Cranky has gone through the 3 stages of Corona. Numbness, depression and acceptance. Initially numb and not feeling things were so different. Making jokes and going out as much as possible, including to a local mall before they closed to buy a pile of great books to read while being a shut in. Ha ha ha. La de da.
After a week, the depression of being home sets in. This is some creepy shit. Who can concentrate and read a book? I can barely focus enough to watch The Voice. I can’t figure out what to eat. Nothing appeals to me. I keep making food, putting it on a plate and then scraping it into the garbage. After a couple of days of this I call a friend who tells me I must go to the store and buy corned beef hash-that this is the solution. This is from someone who has been a stalwart vegetarian for years. My other vegetarian friend who lives north of Seattle has been cooking up meatloaves and baking chickens, so this might be a trend. My friend is right. The corned beef hash in a can is a food from childhood that I know I could eat. I go to the Korean deli and there is not one can of it on the shelves. I realize everyone is in bunker mode. I go to the supermarket. They have it. I buy 4 cans. I go home and put it in a pan and the dog gets a suspicious look on her face because I think she thought it was supposed to be dog food due to look and smell of it. I put one egg on top to make it semi-healthy. I can eat! I have to do this weird meal everyday and cannot vary from it. I know it is crazy, but it is all I can do. I spent one weekend exhausted from stress. Then I pulled myself together and thought, “ I’m sure Nelson Mandela under house arrest did not watch seven episodes of Homeland in one day.” I must get it together.
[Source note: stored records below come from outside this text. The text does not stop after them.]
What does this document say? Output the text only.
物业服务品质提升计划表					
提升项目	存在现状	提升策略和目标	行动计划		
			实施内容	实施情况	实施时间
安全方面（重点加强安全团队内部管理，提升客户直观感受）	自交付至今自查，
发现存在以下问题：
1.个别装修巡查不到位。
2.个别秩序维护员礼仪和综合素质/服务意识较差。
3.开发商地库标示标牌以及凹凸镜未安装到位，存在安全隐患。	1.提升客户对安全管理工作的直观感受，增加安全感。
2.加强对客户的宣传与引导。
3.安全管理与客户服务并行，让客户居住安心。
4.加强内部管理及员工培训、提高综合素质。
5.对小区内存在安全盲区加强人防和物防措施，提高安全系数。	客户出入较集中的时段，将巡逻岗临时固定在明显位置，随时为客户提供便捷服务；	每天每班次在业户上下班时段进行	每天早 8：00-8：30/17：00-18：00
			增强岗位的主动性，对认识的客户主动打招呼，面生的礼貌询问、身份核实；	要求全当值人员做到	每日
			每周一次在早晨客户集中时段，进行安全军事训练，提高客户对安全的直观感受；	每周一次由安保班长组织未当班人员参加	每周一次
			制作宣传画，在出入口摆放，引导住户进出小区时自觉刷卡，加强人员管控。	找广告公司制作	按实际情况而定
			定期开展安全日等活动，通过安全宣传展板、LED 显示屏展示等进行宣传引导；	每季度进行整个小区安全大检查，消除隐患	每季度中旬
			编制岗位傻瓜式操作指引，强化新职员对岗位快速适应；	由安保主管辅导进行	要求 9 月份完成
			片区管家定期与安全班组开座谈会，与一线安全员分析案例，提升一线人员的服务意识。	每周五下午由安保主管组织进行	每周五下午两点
So I have now gone over to acceptance. This is life now. I keep myself on a routine like a disciplined prisoner who works out in their cell. Get up. Mocha Decaf and read. Walk dog. Do work (joke). Do an online ballet barre. Eat hash. Try to work (some days: productive, other days: one phone call). Walk dog. Try to eat something. Try to find one thing on Netflix that holds my attention. Read. Walk dog. Bed.
Today I hand sewed 2 facemasks to comply with the Mayor’s request that we wear them. I don’t want to be shunned at the market. I also refuse to wear the horrible paper things so I cut up a bunny tea towel for one and a navy bandana for the other. I have a face mask wardrobe at the ready.
I realize I won’t be wearing lipstick for a while and this depresses me. Washing hair on a regular basis has been a struggle. Who cares? I actually set my hair on hot rollers yesterday to conduct a Zoom meeting. It was the social event of the day.
My partner sent me flowers the other day to cheer me up. I joked with her that it is amazing that we can keep working under the specter of death. My boss suggests we all read about Churchill to see that they had it worse then. I kinda doubt it. They keep saying “We are in this together.” People in World War II were in it together. We are in this apart.